The strengths Zimmer took away? He won't say. But the guesses are he prevented Brady from stepping up in the pocket and he did some games in the middle, while also preventing Edelman from hurting him with just two catches. Zimmer basically said to Brady, "Beat me with your rookie receivers," and he couldn't.
There wasn't a lot of mystery. There may have been times that Zimmer had linebackers Vontaze Burfict and Rey Maualuga hover in the A or B gap and then when Brady declared them for protection, they would switch at the last minute. But the Bengals don't think Brady was confused. Maybe frustrated with his young receivers, but not confused.
"We don't really disguise much.
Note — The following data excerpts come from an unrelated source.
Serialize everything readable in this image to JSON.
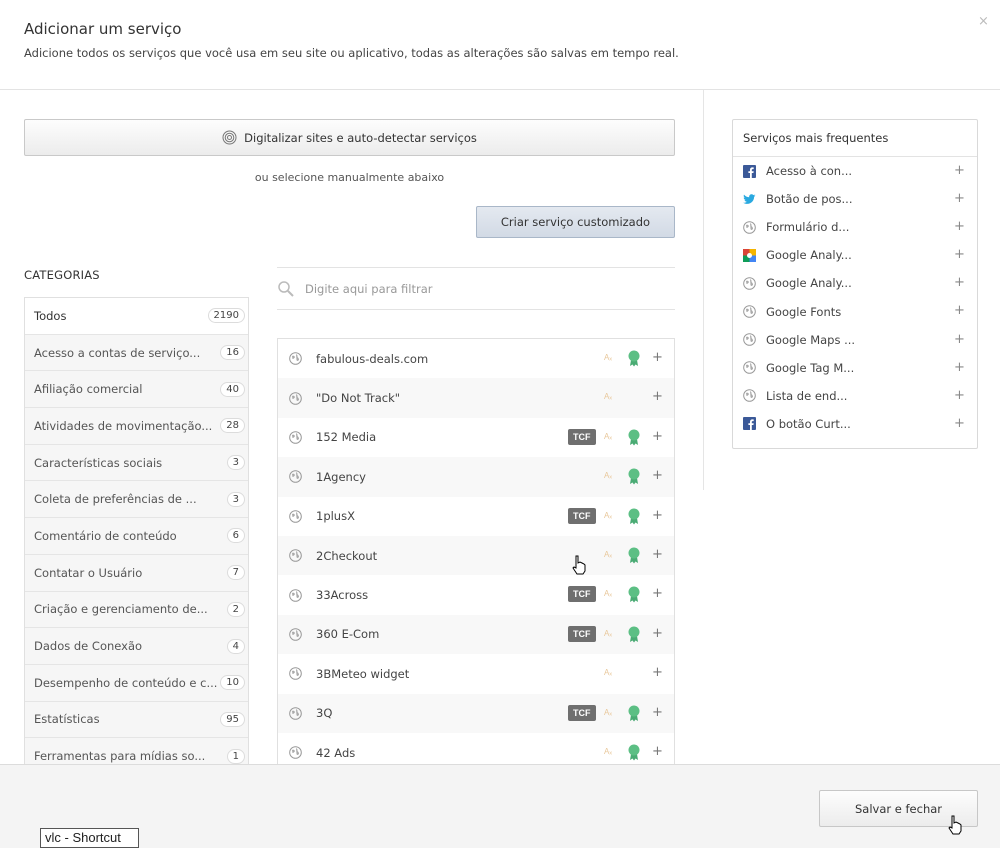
{
  "header": {
    "title": "Adicionar um serviço",
    "subtitle": "Adicione todos os serviços que você usa em seu site ou aplicativo, todas as alterações são salvas em tempo real.",
    "close_label": "×"
  },
  "scan_button": {
    "label": "Digitalizar sites e auto-detectar serviços",
    "icon": "fingerprint-icon"
  },
  "manual_text": "ou selecione manualmente abaixo",
  "custom_button": {
    "label": "Criar serviço customizado"
  },
  "categories": {
    "title": "CATEGORIAS",
    "items": [
      {
        "label": "Todos",
        "count": "2190"
      },
      {
        "label": "Acesso a contas de serviço...",
        "count": "16"
      },
      {
        "label": "Afiliação comercial",
        "count": "40"
      },
      {
        "label": "Atividades de movimentação...",
        "count": "28"
      },
      {
        "label": "Características sociais",
        "count": "3"
      },
      {
        "label": "Coleta de preferências de ...",
        "count": "3"
      },
      {
        "label": "Comentário de conteúdo",
        "count": "6"
      },
      {
        "label": "Contatar o Usuário",
        "count": "7"
      },
      {
        "label": "Criação e gerenciamento de...",
        "count": "2"
      },
      {
        "label": "Dados de Conexão",
        "count": "4"
      },
      {
        "label": "Desempenho de conteúdo e c...",
        "count": "10"
      },
      {
        "label": "Estatísticas",
        "count": "95"
      },
      {
        "label": "Ferramentas para mídias so...",
        "count": "1"
      }
    ]
  },
  "filter": {
    "placeholder": "Digite aqui para filtrar"
  },
  "services": {
    "tcf_label": "TCF",
    "az_label": "Aₓ",
    "plus_label": "+",
    "items": [
      {
        "name": "fabulous-deals.com",
        "tcf": false,
        "award": true
      },
      {
        "name": "\"Do Not Track\"",
        "tcf": false,
        "award": false
      },
      {
        "name": "152 Media",
        "tcf": true,
        "award": true
      },
      {
        "name": "1Agency",
        "tcf": false,
        "award": true
      },
      {
        "name": "1plusX",
        "tcf": true,
        "award": true
      },
      {
        "name": "2Checkout",
        "tcf": false,
        "award": true
      },
      {
        "name": "33Across",
        "tcf": true,
        "award": true
      },
      {
        "name": "360 E-Com",
        "tcf": true,
        "award": true
      },
      {
        "name": "3BMeteo widget",
        "tcf": false,
        "award": false
      },
      {
        "name": "3Q",
        "tcf": true,
        "award": true
      },
      {
        "name": "42 Ads",
        "tcf": false,
        "award": true
      }
    ]
  },
  "frequent": {
    "title": "Serviços mais frequentes",
    "plus_label": "+",
    "items": [
      {
        "label": "Acesso à con...",
        "icon": "facebook-icon"
      },
      {
        "label": "Botão de pos...",
        "icon": "twitter-icon"
      },
      {
        "label": "Formulário d...",
        "icon": "globe-icon"
      },
      {
        "label": "Google Analy...",
        "icon": "google-analytics-icon"
      },
      {
        "label": "Google Analy...",
        "icon": "globe-icon"
      },
      {
        "label": "Google Fonts",
        "icon": "globe-icon"
      },
      {
        "label": "Google Maps ...",
        "icon": "globe-icon"
      },
      {
        "label": "Google Tag M...",
        "icon": "globe-icon"
      },
      {
        "label": "Lista de end...",
        "icon": "globe-icon"
      },
      {
        "label": "O botão Curt...",
        "icon": "facebook-icon"
      }
    ]
  },
  "footer": {
    "save_label": "Salvar e fechar"
  },
  "tooltip": {
    "text": "vlc - Shortcut"
  },
  "colors": {
    "award": "#5cbf84",
    "tcf_bg": "#6f6f6f",
    "facebook": "#3b5998",
    "twitter": "#2aa9e0"
  }
}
What we do is we try to line up the same all the time, so that's really our kind of disguise," Zimmer said. "We've got two guys in the A gap and two guys down and a middle-of-the-field safety and we do different things off of that.
"We practiced it this week and talked about where we need to get to and how we need to control his hot throws and sites. He's very, very good. Most quarterbacks we would've had him a lot of times. But he re-checked it and told the receivers where they were going and the play clocks getting down to two a couple of times. He got it right most of the time. There were just some lucky things we hit."
There was no sign in Zimmer's office Monday of the game ball that Lewis gave him after the game. It was in the coaches' locker room and it sounded like it may be there for a while.
"It's a football," he said. "The players did all the stuff."
That ball doesn't have a prayer. But Zimmer does.